Lo veo negro
Foto: RC Deportivo de la Coruña

La semana pasada, cuando veía ciertos síntomas de mejora tras empatar ante Unionistas, ciertamente lo comenté, el partido de ayer ante el Coruxo era una final, pero una final de verdad, no solo por ver si el equipo mejoraba en sensaciones, sino porque la situación de la clasificación así lo quiso, ya que, con solo 18 puntos en juego y viendo como están Zamora, Compostela o Unionistas la situación de un equipo con necesidad urgente de sumar de 3 requería una victoria en O Vao si se querían mantener las opciones de meternos en la lucha por los play offs de ascenso; tras lo de hoy, veo extremadamente complicado que el Deportivo acabe entre los 3 primeros de la clasificación ¿Duro de asumir? Por supuesto, pero es la realidad y, con estas circunstancias, tengo cada vez más claro que nuestro objetivo final va a ser jugar el año que viene la Primera RFEF, aunque el corazón, siempre tan irracional pero pasional, me intente mantener con un halo de esperanza, de hacer otra gesta imposible, esas gestas que en otros tiempos nos hicieron grandes.

Entrar a hablar del partido es analizar la culminación de una tragedia, de 45 minutos que son el mejor resumen de la temporada que lleva el Deportivo de la Coruña, el esperpento se hizo fútbol sobre el verde; ya el primer acercamiento del Coruxo puso la medida al encuentro, la imagen de la defensa visitante es para verla con calma, porque no se entiende el desconcierto que se genera en las inmediaciones deportivistas cada vez que hay un rechace, parece como si no se hablasen porque a un balón suelto no se puede ir así, son esos errores que se aprende a no cometerlos en el fútbol base, pero bueno, lo peor estaba por llegar.

El primer gol es indigno, la primera pregunta que me hago es ¿Qué hace Carlos Abad? Enserio, que alguien me lo diga, entiendo que se hubiera podido envenenar un poco la trayectoria, pero el portero deportivista mide fatal el balón para acabar haciendo un “despeje” que cae en otro de los errores clave de la jugada: Dos jugadores del Coruxo libres de marca ¿Dónde está la defensa? ¿Qué actitud es esa? ¿Cómo puedes ver que el balón va largo y dejar el área chica con Keko defendiendo… bueno, “defendiendo”? A Chabboura le da tiempo hasta a acomodarse para enviar el balón a gol.

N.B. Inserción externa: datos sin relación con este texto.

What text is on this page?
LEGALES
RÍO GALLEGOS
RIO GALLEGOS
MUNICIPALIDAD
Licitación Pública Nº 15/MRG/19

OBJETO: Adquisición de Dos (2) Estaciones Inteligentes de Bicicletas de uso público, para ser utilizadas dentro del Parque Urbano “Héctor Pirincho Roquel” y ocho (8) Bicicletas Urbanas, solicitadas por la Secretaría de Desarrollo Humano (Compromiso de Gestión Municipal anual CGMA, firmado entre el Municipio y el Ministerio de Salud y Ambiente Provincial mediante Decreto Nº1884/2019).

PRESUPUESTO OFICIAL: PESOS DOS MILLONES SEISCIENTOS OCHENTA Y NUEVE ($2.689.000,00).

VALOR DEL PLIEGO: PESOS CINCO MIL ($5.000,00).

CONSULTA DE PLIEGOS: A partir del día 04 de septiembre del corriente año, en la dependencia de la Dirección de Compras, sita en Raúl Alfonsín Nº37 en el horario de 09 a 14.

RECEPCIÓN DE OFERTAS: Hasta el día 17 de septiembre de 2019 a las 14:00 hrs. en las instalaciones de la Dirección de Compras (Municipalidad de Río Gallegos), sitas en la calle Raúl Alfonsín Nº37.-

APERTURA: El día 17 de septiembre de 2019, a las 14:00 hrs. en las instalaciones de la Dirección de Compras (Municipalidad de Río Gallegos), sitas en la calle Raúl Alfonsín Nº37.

Si hablamos de ataque es, otra vez, hablar de la nada más absoluta en esta primera mitad; con Adri Castro de titular se repitió la tónica de los últimos partidos que jugó y tampoco me parecería justo cargar culpas de la falta de gol del Depor en un chaval que lleva 4 partidos con el primer equipo, Lara tuvo en sus botas la única clara del Depor en la primera parté y luego se borró del centro del campo, Raí sigue siendo un elemento desequilibrante pero parece que quiere jugar él solo y así no se puede, lo de Uche en el medio del campo es demencial, este jugador no está para la Segunda B ni en broma.

El penalti del segundo gol es, efectivamente, penalti, Keko se desentiende completamente de un balón que tenía prácticamente ganado y se va a blocar de forma inexplicable al jugador del Coruxo, aunque pueda ser accidental, aunque no tengas la intención, ese penalti de lo van a pitar en cualquier campo sí o sí; destacar en el penalti a Carlos Abad de nuevo, quieto, como pensando “Márcalo ya y a otra cosa”, cero actitud de un portero cada vez más cuestionado, puede que haya que mirar a Lucho más allá que para calentar banquillo.

El segundo tiempo es la reacción directa de un equipo que no tiene ya nada que perder y va a quemar naves, 4 cambios en el descanso para revertir el descalabro de partido y funcionaron en cierta medida, el Dépor salió más animado, propuso un poco más y estrelló tres balones al poste, me gustaron sobre todo Rayco y Héctor Hernández, Borja Galán tampoco estuvo nada mal, pero si sacas en la primera parte un 0 y en la segunda un 6 pues te quedas con un 3 y no te sirve, otros tres puntos que tiramos por la borda de un Titanic que se hunde a pasos agigantados.

Tras este esperpento quedan 15 puntos en juego y un problema muy grave en el horizonte, ya que es bastante probable que el Celta B, con dos partidos menos, amplíe la diferencia entre el tercero y nosotros, con 5 partidos por jugar habría que estimar que, para colarnos entre los tres primeros, hay que ganar al menos 4 partidos para acercarnos a la cifra mágica de los 30 puntos en los que se cotizarían esos tres primeros puestos, con el equipo en caída libre, sin ideas y con una actitud nula lo veo muy, muy negro.